From the ST Forum Page, Tuesday - 20 January 2004
We gave away our daughter's organsTHE debate in Parliament on the amendments to the Human Organ Transplant Act recently caught my attention. It brought me back to the tragedy I had experienced just days before.
My beloved daughter collapsed and died from a rupture of an aneurysm in her brain at the young age of 34 on Dec 21. It came without warning for she had been a very active and healthy woman. Seconds before her collapse, she was talking and joking with her cousins.
She was rushed to Singapore General Hospital where she was put on life-support. A brain scan showed massive blood clots in the left hemisphere.
The next morning, the doctors told my husband and me that the few tests that had been done pointed to brain death, but that they would have to do two more tests when certain conditions in her body had stabilised before they could certify her brain dead.
On Christmas Eve, two neurosurgeons did the tests and officially declared her brain dead.
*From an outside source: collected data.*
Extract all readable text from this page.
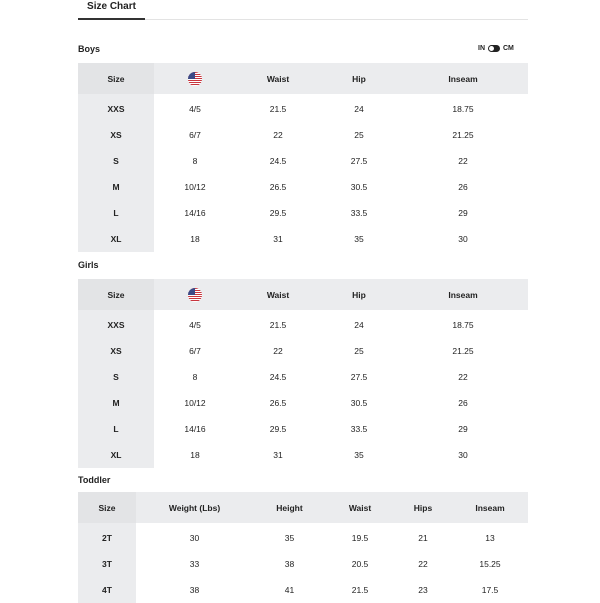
Size Chart
Boys	IN	CM
Size		Waist	Hip	Inseam
XXS	4/5	21.5	24	18.75
XS	6/7	22	25	21.25
S	8	24.5	27.5	22
M	10/12	26.5	30.5	26
L	14/16	29.5	33.5	29
XL	18	31	35	30
Girls
Size		Waist	Hip	Inseam
XXS	4/5	21.5	24	18.75
XS	6/7	22	25	21.25
S	8	24.5	27.5	22
M	10/12	26.5	30.5	26
L	14/16	29.5	33.5	29
XL	18	31	35	30
Toddler
Size	Weight (Lbs)	Height	Waist	Hips	Inseam
2T	30	35	19.5	21	13
3T	33	38	20.5	22	15.25
4T	38	41	21.5	23	17.5
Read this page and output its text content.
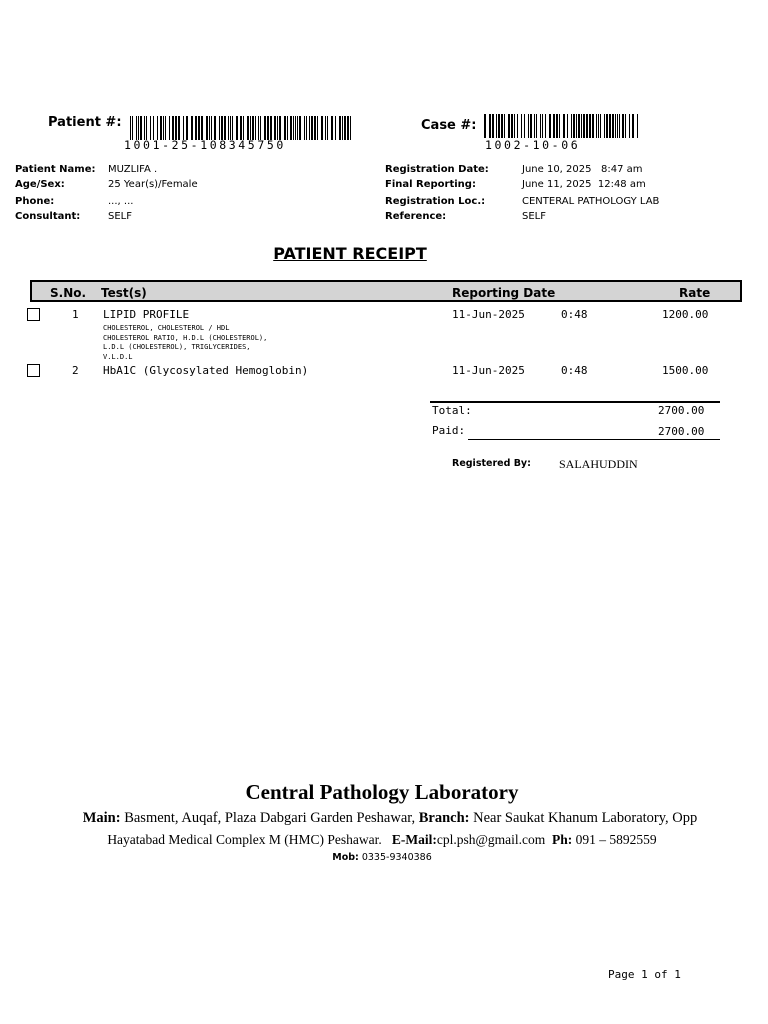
Patient #:
1001-25-108345750
Case #:
1002-10-06
Patient Name: MUZLIFA .
Age/Sex:	25 Year(s)/Female
Phone:	..., ...
Consultant:	SELF
Registration Date:	June 10, 2025   8:47 am
Final Reporting:	June 11, 2025  12:48 am
Registration Loc.:	CENTERAL PATHOLOGY LAB
Reference:	SELF
PATIENT RECEIPT
S.No. Test(s)	Reporting Date	Rate
1 LIPID PROFILE
CHOLESTEROL, CHOLESTEROL / HDL
CHOLESTEROL RATIO, H.D.L (CHOLESTEROL),
L.D.L (CHOLESTEROL), TRIGLYCERIDES,
V.L.D.L
11-Jun-2025	0:48	1200.00
2 HbA1C (Glycosylated Hemoglobin)	11-Jun-2025	0:48	1500.00
Total:	2700.00
Paid:	2700.00
Registered By: SALAHUDDIN
Central Pathology Laboratory
Main: Basment, Auqaf, Plaza Dabgari Garden Peshawar, Branch: Near Saukat Khanum Laboratory, Opp
Hayatabad Medical Complex M (HMC) Peshawar. E-Mail:cpl.psh@gmail.com Ph: 091 – 5892559
Mob: 0335-9340386
Page 1 of 1
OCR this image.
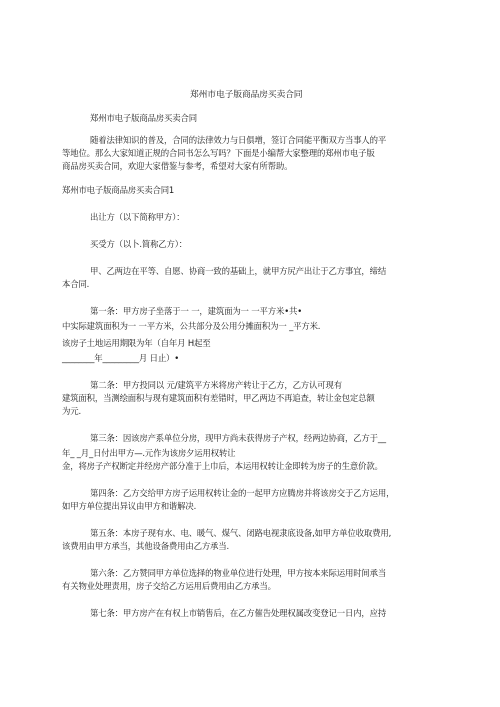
郑州市电子版商品房买卖合同
郑州市电子版商品房买卖合同
随着法律知识的普及，合同的法律效力与日俱增，签订合同能平衡双方当事人的平
等地位。那么大家知道正规的合同书怎么写吗？下面是小编帮大家整理的郑州市电子版
商品房买卖合同，欢迎大家借鉴与参考，希望对大家有所帮助。
郑州市电子版商品房买卖合同1
出让方（以下简称甲方）：
买受方（以卜.简称乙方）：
甲、乙两边在平等、自愿、协商一致的基础上，就甲方尻产出让于乙方事宜，缔结
本合同.
第一条：甲方房子坐落于一 一，建筑面为一 一平方米•共•
中实际建筑面积为一 一平方米，公共部分及公用分摊面积为一 _平方米.
该房子土地运用期限为年（自年月 H起至
________年_________月 日止）•
第二条：甲方投同以 元/建筑平方米将房产转让于乙方，乙方认可现有
建筑面积，当测绘面积与现有建筑面积有差错时，甲乙两边不再追查，转让金包定总额
为元.
第三条：因该房产系单位分房，现甲方尚未获得房子产权，经两边协商，乙方于__
年_ _月_日付出甲方—.元作为该房夕运用权转让
金，将房子产权断定并经房产部分准于上巾后，本运用权转让金即转为房子的生意价款。
第四条：乙方交给甲方房子运用权转让金的一起甲方应腾房并将该房交于乙方运用，
如甲方单位提出异议由甲方和谐解决.
第五条：本房子现有水、电、暖气、煤气、闭路电视隶底设备,如甲方单位收取费用,
该费用由甲方承当，其他设备费用由乙方承当.
第六条：乙方赞同甲方单位选择的物业单位进行处理，甲方按本来际运用时间承当
有关物业处理责用，房子交给乙方运用后费用由乙方承当。
第七条：甲方房产在有权上市销售后，在乙方催告处理权属改变登记一日内，应持
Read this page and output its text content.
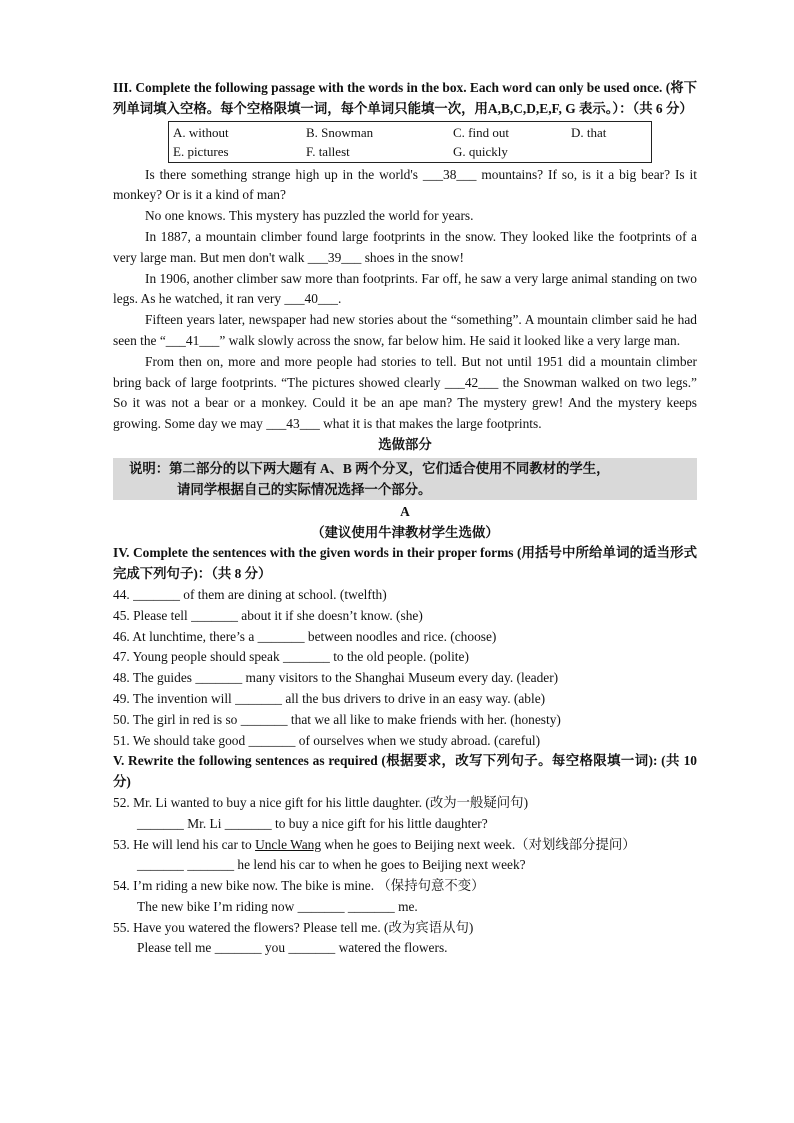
III. Complete the following passage with the words in the box. Each word can only be used once. (将下列单词填入空格。每个空格限填一词，每个单词只能填一次，用A,B,C,D,E,F, G 表示。）：（共 6 分）
A. without	B. Snowman	C. find out	D. that
E. pictures	F. tallest	G. quickly
Is there something strange high up in the world's ___38___ mountains? If so, is it a big bear? Is it monkey? Or is it a kind of man?
No one knows. This mystery has puzzled the world for years.
In 1887, a mountain climber found large footprints in the snow. They looked like the footprints of a very large man. But men don't walk ___39___ shoes in the snow!
In 1906, another climber saw more than footprints. Far off, he saw a very large animal standing on two legs. As he watched, it ran very ___40___.
Fifteen years later, newspaper had new stories about the “something”. A mountain climber said he had seen the “___41___” walk slowly across the snow, far below him. He said it looked like a very large man.
From then on, more and more people had stories to tell. But not until 1951 did a mountain climber bring back of large footprints. “The pictures showed clearly ___42___ the Snowman walked on two legs.” So it was not a bear or a monkey. Could it be an ape man? The mystery grew! And the mystery keeps growing. Some day we may ___43___ what it is that makes the large footprints.
选做部分
说明：第二部分的以下两大题有 A、B 两个分叉，它们适合使用不同教材的学生，
请同学根据自己的实际情况选择一个部分。
A
（建议使用牛津教材学生选做）
IV. Complete the sentences with the given words in their proper forms (用括号中所给单词的适当形式完成下列句子)：（共 8 分）
44. _______ of them are dining at school. (twelfth)
45. Please tell _______ about it if she doesn’t know. (she)
46. At lunchtime, there’s a _______ between noodles and rice. (choose)
47. Young people should speak _______ to the old people. (polite)
48. The guides _______ many visitors to the Shanghai Museum every day. (leader)
49. The invention will _______ all the bus drivers to drive in an easy way. (able)
50. The girl in red is so _______ that we all like to make friends with her. (honesty)
51. We should take good _______ of ourselves when we study abroad. (careful)
V. Rewrite the following sentences as required (根据要求，改写下列句子。每空格限填一词): (共 10 分)
52. Mr. Li wanted to buy a nice gift for his little daughter. (改为一般疑问句)
_______ Mr. Li _______ to buy a nice gift for his little daughter?
53. He will lend his car to Uncle Wang when he goes to Beijing next week.（对划线部分提问）
_______ _______ he lend his car to when he goes to Beijing next week?
54. I’m riding a new bike now. The bike is mine. （保持句意不变）
The new bike I’m riding now _______ _______ me.
55. Have you watered the flowers? Please tell me. (改为宾语从句)
Please tell me _______ you _______ watered the flowers.
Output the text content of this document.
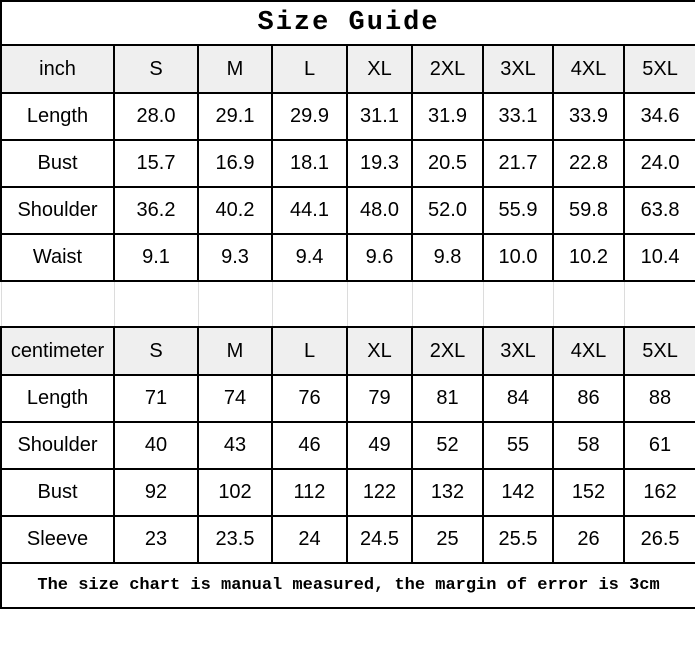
Size Guide								
inch	S	M	L	XL	2XL	3XL	4XL	5XL
Length	28.0	29.1	29.9	31.1	31.9	33.1	33.9	34.6
Bust	15.7	16.9	18.1	19.3	20.5	21.7	22.8	24.0
Shoulder	36.2	40.2	44.1	48.0	52.0	55.9	59.8	63.8
Waist	9.1	9.3	9.4	9.6	9.8	10.0	10.2	10.4

centimeter	S	M	L	XL	2XL	3XL	4XL	5XL
Length	71	74	76	79	81	84	86	88
Shoulder	40	43	46	49	52	55	58	61
Bust	92	102	112	122	132	142	152	162
Sleeve	23	23.5	24	24.5	25	25.5	26	26.5
The size chart is manual measured, the margin of error is 3cm								
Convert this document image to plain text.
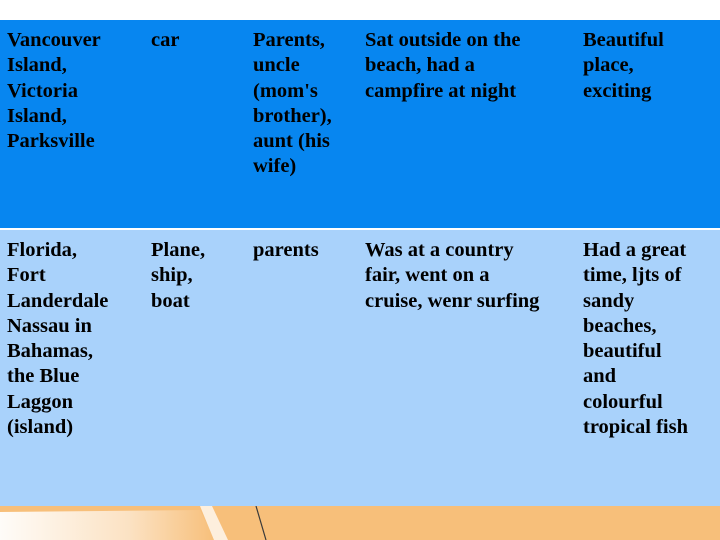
Vancouver
Island,
Victoria
Island,
Parksville
car	Parents,
uncle
(mom's
brother),
aunt (his
wife)
Sat outside on the
beach, had a
campfire at night
Beautiful
place,
exciting
Florida,
Fort
Landerdale
Nassau in
Bahamas,
the Blue
Laggon
(island)
Plane,
ship,
boat
parents	Was at a country
fair, went on a
cruise, wenr surfing
Had a great
time, ljts of
sandy
beaches,
beautiful
and
colourful
tropical fish
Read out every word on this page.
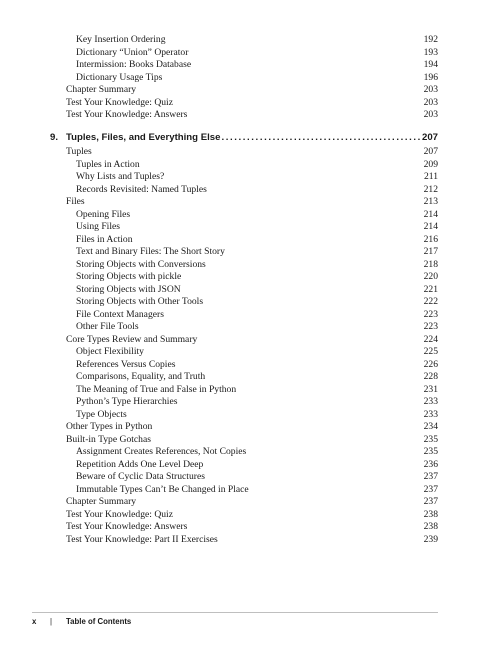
Key Insertion Ordering	192
Dictionary “Union” Operator	193
Intermission: Books Database	194
Dictionary Usage Tips	196
Chapter Summary	203
Test Your Knowledge: Quiz	203
Test Your Knowledge: Answers	203
9. Tuples, Files, and Everything Else .....	207
Tuples	207
Tuples in Action	209
Why Lists and Tuples?	211
Records Revisited: Named Tuples	212
Files	213
Opening Files	214
Using Files	214
Files in Action	216
Text and Binary Files: The Short Story	217
Storing Objects with Conversions	218
Storing Objects with pickle	220
Storing Objects with JSON	221
Storing Objects with Other Tools	222
File Context Managers	223
Other File Tools	223
Core Types Review and Summary	224
Object Flexibility	225
References Versus Copies	226
Comparisons, Equality, and Truth	228
The Meaning of True and False in Python	231
Python’s Type Hierarchies	233
Type Objects	233
Other Types in Python	234
Built-in Type Gotchas	235
Assignment Creates References, Not Copies	235
Repetition Adds One Level Deep	236
Beware of Cyclic Data Structures	237
Immutable Types Can’t Be Changed in Place	237
Chapter Summary	237
Test Your Knowledge: Quiz	238
Test Your Knowledge: Answers	238
Test Your Knowledge: Part II Exercises	239
x | Table of Contents
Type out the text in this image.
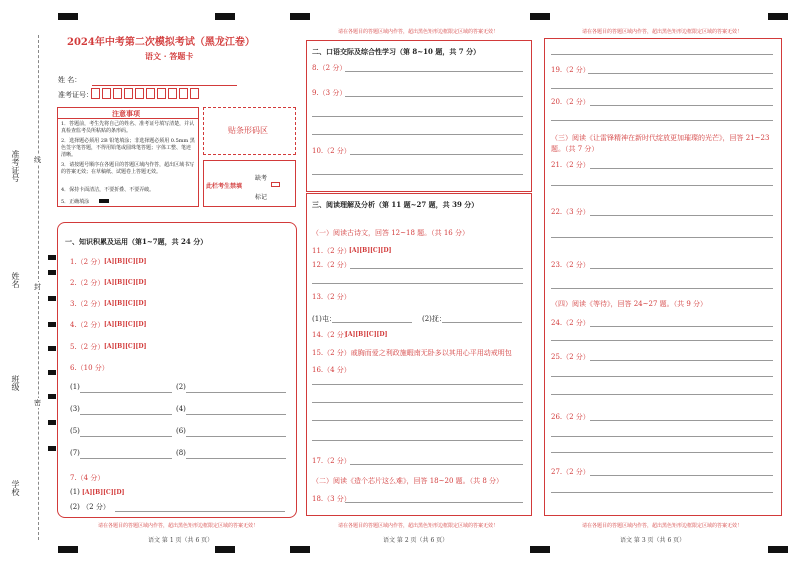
准考证号 线
姓名 封
班级
密
学校
2024年中考第二次模拟考试（黑龙江卷）
语文 · 答题卡
姓 名：
准考证号：
注意事项
1．答题前，考生先将自己的姓名、准考证号填写清楚，并认真检查监考员所粘贴的条形码。
2．选择题必须用 2B 铅笔填涂；非选择题必须用 0.5mm 黑色签字笔答题，不得用铅笔或圆珠笔答题；字体工整、笔迹清晰。
3．请按题号顺序在各题目的答题区域内作答，超出区域书写的答案无效；在草稿纸、试题卷上答题无效。
4．保持卡面清洁，不要折叠、不要弄破。
5．正确填涂
贴条形码区
此栏考生禁填
缺考
标记
一、知识积累及运用（第1~7题，共 24 分）
1.（2 分） [A][B][C][D]
2.（2 分） [A][B][C][D]
3.（2 分） [A][B][C][D]
4.（2 分） [A][B][C][D]
5.（2 分） [A][B][C][D]
6.（10 分）
(1)	(2)
(3)	(4)
(5)	(6)
(7)	(8)
7.（4 分）
(1) [A][B][C][D]
(2) （2 分）
请在各题目的答题区域内作答，超出黑色矩形边框限定区域的答案无效！
语文 第 1 页（共 6 页）
请在各题目的答题区域内作答，超出黑色矩形边框限定区域的答案无效！
二、口语交际及综合性学习（第 8~10 题，共 7 分）
8.（2 分）
9.（3 分）
10.（2 分）
三、阅读理解及分析（第 11 题~27 题，共 39 分）
（一）阅读古诗文，回答 12~18 题。（共 16 分）
11.（2 分）
[A][B][C][D]
12.（2 分）
13.（2 分）
(1)屯：	(2)抚：
14.（2 分）
[A][B][C][D]
15.（2 分）戚胸而爱之利政施暇南无卧多以其用心平用动戒明包
16.（4 分）
17.（2 分）
（二）阅读《造个芯片这么难》，回答 18~20 题。（共 8 分）
18.（3 分）
请在各题目的答题区域内作答，超出黑色矩形边框限定区域的答案无效！
语文 第 2 页（共 6 页）
请在各题目的答题区域内作答，超出黑色矩形边框限定区域的答案无效！
19.（2 分）
20.（2 分）
（三）阅读《让雷锋精神在新时代绽放更加璀璨的光芒》，回答 21~23 题。（共 7 分）
21.（2 分）
22.（3 分）
23.（2 分）
（四）阅读《等待》，回答 24~27 题。（共 9 分）
24.（2 分）
25.（2 分）
26.（2 分）
27.（2 分）
请在各题目的答题区域内作答，超出黑色矩形边框限定区域的答案无效！
语文 第 3 页（共 6 页）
The ward doctor then told us that her brain actually died the moment she collapsed and that she did not suffer any pain.
Even as we were grieving over our great loss, we decided to donate her organs to save others, because she had once mentioned that in the event of her death, she would like to donate her organs for the advancement of science or to save others.
Even as we decided to donate her organs we were still praying and hoping for a miraculous healing. We were just not ready to let her go.
But when the doctors told us that her organs would deteriorate if we delayed having them removed, we finally accepted the fact that she was no more with us and consented.
Watching her being wheeled away to the operating theatre to have her organs removed, I felt as though my heart was being wrenched out of my body. The only comfort was that I knew many lives would be saved. Ironically, not all her organs were taken though we had indicated that all her organs could be taken for transplant. It could be that the doctors could not find a patient with the same blood group.
If our daughter could save others in her death, then she had not died in vain. I know how very painful it is to lose a loved one but think of the many lives one would be saving and how much happiness one would be bringing to the recipients' families.
As for my husband and myself, we had signed up to donate all our organs as early as 1982.
I fervently hope that people will not opt out so that they can save those who are suffering or dying from organ failure. Who knows? One day we might even be at the receiving end.